= Capital intensity =

Economic concept

Capital intensity is the amount of fixed or real capital present in relation to other factors of production, especially labor. At the level of either a production process or the aggregate economy, it may be estimated by the capital to labor ratio, such as from the points along a capital/labor isoquant. The inverse of capital intensity is labor intensity. Capital intensity is sometimes associated with industrialism, while labor intensity is sometimes associated with agrarianism.

==Growth==
The use of tools and machinery makes labor more effective, so rising capital intensity (or "capital deepening") pushes up the productivity of labor. Capital-intensive societies tend to have a higher standard of living over the long run.

Calculations made by Robert Solow claimed that economic growth was mainly driven by technological progress (productivity growth) rather than inputs of capital and labor. However recent economic research has invalidated that theory, since Solow did not properly consider changes in both investment and labor inputs.

Dale Jorgenson, of Harvard University, President of the American Economic Association in 2000, concludes that: 'Griliches and I showed that changes in the quality of capital and labor inputs and the quality of investment goods explained most of the Solow residual. We estimated that capital and labor inputs accounted for 85 percent of growth during the period 1945–1965, while only 15 percent could be attributed to productivity growth… This has precipitated the sudden obsolescence of earlier productivity research employing the conventions of Kuznets and Solow.'

John Ross has analysed the long term correlation between the level of investment in the economy, rising from 5-7% of GDP at the time of the Industrial Revolution in England, to 25% of GDP in the post-war German 'economic miracle', to over 35% of GDP in the world's most rapidly growing contemporary economies of India and China.

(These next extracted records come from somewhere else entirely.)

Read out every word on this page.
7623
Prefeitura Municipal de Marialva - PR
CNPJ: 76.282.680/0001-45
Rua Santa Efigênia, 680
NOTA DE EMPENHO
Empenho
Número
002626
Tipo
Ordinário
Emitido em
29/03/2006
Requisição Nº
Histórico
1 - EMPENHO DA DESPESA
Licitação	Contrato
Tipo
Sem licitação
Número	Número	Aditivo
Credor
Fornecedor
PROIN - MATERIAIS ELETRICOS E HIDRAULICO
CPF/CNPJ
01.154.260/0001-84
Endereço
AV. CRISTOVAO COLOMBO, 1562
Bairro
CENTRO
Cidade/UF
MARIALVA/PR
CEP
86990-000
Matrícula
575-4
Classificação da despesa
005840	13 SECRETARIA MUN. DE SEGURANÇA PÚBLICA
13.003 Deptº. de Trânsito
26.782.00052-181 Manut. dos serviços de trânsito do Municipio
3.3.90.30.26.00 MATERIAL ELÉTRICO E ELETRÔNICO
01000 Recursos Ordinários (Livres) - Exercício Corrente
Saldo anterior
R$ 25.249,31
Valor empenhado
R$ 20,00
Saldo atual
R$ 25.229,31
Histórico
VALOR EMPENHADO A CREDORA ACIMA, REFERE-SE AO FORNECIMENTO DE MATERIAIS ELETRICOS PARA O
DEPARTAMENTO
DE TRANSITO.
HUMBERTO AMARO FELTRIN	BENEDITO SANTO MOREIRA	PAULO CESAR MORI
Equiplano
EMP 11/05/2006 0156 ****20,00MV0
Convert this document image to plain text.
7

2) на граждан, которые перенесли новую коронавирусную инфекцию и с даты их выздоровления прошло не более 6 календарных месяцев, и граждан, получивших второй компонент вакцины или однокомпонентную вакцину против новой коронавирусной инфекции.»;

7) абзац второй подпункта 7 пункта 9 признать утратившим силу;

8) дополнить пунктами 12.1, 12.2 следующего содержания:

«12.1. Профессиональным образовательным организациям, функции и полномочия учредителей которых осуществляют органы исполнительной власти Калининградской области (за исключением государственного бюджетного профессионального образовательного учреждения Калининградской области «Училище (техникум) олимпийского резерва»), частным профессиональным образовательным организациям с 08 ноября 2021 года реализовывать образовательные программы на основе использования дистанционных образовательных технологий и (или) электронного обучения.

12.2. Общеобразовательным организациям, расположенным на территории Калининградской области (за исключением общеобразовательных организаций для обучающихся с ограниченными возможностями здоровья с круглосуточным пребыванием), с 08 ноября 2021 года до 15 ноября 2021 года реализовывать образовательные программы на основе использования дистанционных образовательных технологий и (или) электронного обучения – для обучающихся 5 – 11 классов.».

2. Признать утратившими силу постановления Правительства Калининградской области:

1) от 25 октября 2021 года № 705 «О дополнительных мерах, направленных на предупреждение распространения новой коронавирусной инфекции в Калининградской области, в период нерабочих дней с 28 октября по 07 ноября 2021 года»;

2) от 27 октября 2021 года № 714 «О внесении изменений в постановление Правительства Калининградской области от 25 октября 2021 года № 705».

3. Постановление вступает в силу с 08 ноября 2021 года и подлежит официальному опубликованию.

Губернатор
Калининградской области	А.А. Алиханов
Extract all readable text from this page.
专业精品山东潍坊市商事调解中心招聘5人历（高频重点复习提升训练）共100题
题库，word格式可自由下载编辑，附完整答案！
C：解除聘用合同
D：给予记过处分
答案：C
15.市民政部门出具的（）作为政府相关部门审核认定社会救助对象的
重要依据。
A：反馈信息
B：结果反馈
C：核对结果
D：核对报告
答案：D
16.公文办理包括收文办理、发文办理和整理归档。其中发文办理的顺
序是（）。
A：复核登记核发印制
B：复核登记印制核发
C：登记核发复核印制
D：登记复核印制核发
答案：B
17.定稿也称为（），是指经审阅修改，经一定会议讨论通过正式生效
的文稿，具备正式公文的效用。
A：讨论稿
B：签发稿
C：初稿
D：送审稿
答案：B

Taking the G7 and other largest economies, Jorgenson and Vu conclude: 'the growth of world output between input growth and productivity… input growth greatly predominated… Productivity growth accounted for only one-fifth of the total during 1989-1995, while input growth accounted for almost four-fifths. Similarly, input growth accounted for more than 70 percent of growth after 1995, while productivity accounted for less than 30 percent.'

Regarding differences in output per capita Jorgenson and Vu conclude: 'differences in per capita output levels are primarily explained by differences in per capital input, rather than variations in productivity'.

Some economists claimed that the Soviet Union missed the lessons of the Solow growth model, because starting in the 1930s, the Stalin government attempted to force capital accumulation through state direction of the economy. However, Solow's calculations have been proven invalid, so this is a poor explanation. Modern research shows the main factor for economic growth is the growth of labor and capital inputs, not increases in productivity. Therefore, other factors besides capital accumulation must have been big contributors to the Soviet economic crisis.

Free market economists tend to believe that capital accumulation should not be managed by government, but instead be determined by market forces. Monetary stability (which increases confidence), low taxation, and greater freedom for the entrepreneur would then promote capital accumulation.

The Austrian School maintains that the capital intensity of any industry is due to the roundaboutness of the particular industry and consumer demand.

==Capital-intensive industry==
Capital-intensive industry uses a large portion of capital to buy expensive machines, compared to their labor costs. The term came about in the mid- to late-nineteenth century as factories such as steel mills sprung up around the newly industrialized world. With the added expense of machinery, there was greater financial risk. This makes new capital-intensive factories with high tech machinery a small share of the marketplace, even though they raise productivity and output.
  Some businesses commonly thought to be capital-intensive are railways, aircraft manufacturing, airlines, oil production and refining, telecommunications, semiconductor fabrication, mining, chemical plants, electric power plants,
etc.

==Measurement==

The degree of capital intensity is easy to measure in nominal terms. It is simply the ratio of the total money value of capital equipment to the total potential output. However, this measure need not be related to real economic activity because it can rise due to inflation. Then the question arises, how do we measure the "real" amount of capital goods? Do we use book value (historical price)? or replacement cost? or the price justified by the present discounted value of future profits? Or do we simply "deflate" the total current money value of capital equipment by the average price of capital goods?

This capital controversy points out that measure of capital intensity is not independent of the distribution of income, so that changes in the ratio of profits to wages lead to changes in measured capital intensity.